We’re at a point where valuations of swathes of the stock market here and elsewhere are frighteningly high in comparison with long-term average measures.
The price of government bonds issued by Britain, Germany and the United States may have fallen in recent weeks, but their yields remain as negligible as a few months ago.
Sky-high valuations are in themselves worrying enough, but they come at a time when the economic outlook is uncertain at best.
The ability of many British companies to maintain dividends – arguably one of the main reasons for driving their share prices to such heights – has rarely been less secure.
So it is quite natural to give time to those who cry doom.
One is Bill Bonner, an American-based financial author and publisher, and founder of the blog The Daily Reckoning, who wrote in recent days:
“The crisis will move too fast for policymakers and investors. Stock investors will tell themselves they will get out, but when a real panic starts, it’s too late.

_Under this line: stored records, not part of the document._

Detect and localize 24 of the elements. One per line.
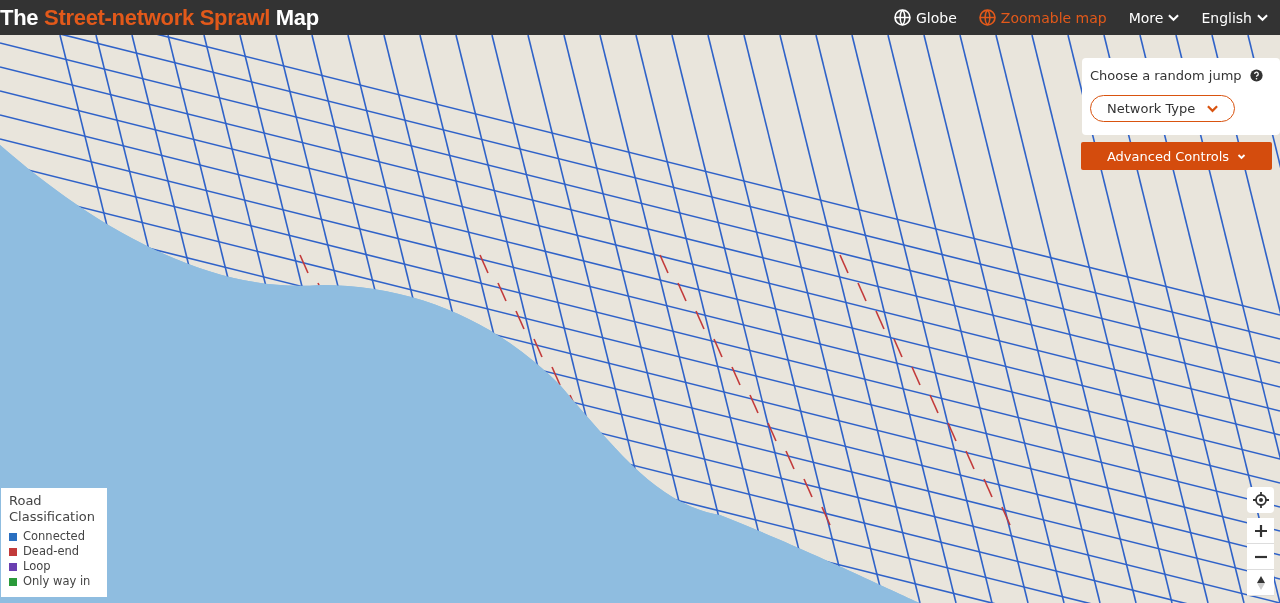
nav-menu[interactable]: More bbox=[1128, 9, 1180, 26]
chevron-down-icon bbox=[1257, 13, 1268, 22]
zoom-in-button[interactable] bbox=[1247, 518, 1274, 544]
globe-icon bbox=[978, 9, 996, 26]
compass-icon bbox=[1255, 575, 1266, 590]
locate-icon bbox=[1252, 492, 1269, 508]
legend-label: Loop bbox=[23, 559, 51, 574]
panel-title: Choose a random jump bbox=[1090, 68, 1242, 83]
legend-title: Road Classification bbox=[9, 493, 97, 525]
chevron-down-icon bbox=[1207, 104, 1219, 113]
legend-label: Connected bbox=[23, 529, 85, 544]
plus-icon bbox=[1254, 524, 1267, 537]
chevron-down-icon bbox=[1237, 152, 1247, 160]
nav-link[interactable]: Globe bbox=[894, 9, 957, 26]
legend-label: Only way in bbox=[23, 574, 91, 589]
locate-button[interactable] bbox=[1247, 487, 1274, 513]
help-icon[interactable] bbox=[1249, 69, 1263, 82]
nav-menu[interactable]: English bbox=[1201, 9, 1268, 26]
globe-icon bbox=[894, 9, 911, 26]
legend-label: Dead-end bbox=[23, 544, 80, 559]
advanced-controls-button[interactable]: Advanced Controls bbox=[1081, 142, 1272, 170]
chevron-down-icon bbox=[1168, 13, 1180, 22]
site-title: The Street-network Sprawl Map bbox=[0, 4, 319, 30]
network-type-dropdown[interactable]: Network Type bbox=[1090, 95, 1236, 122]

“A rerun of the panic of 2008 could erase $30 trillion in a few weeks. If the panic is caused by rising inflation, the bond market would be walloped, too. Our advice: panic now, before everyone else. Evacuate overpriced and dangerous assets.”
That sounds terrifying.
I get the argument, but I for one will not sell any of my share-based investments in my Isa and pension on the strength of it. Here are three reasons why.
1. When would I buy again?
Say I heed Mr Bonner and sell. Sitting in my broker accounts is then a pile of cash, earning nothing, and waiting for … what?
The graph below tells a familiar story but one worth revisiting. The danger of not being in the market is that you miss those significant, but sometimes brief, bounces.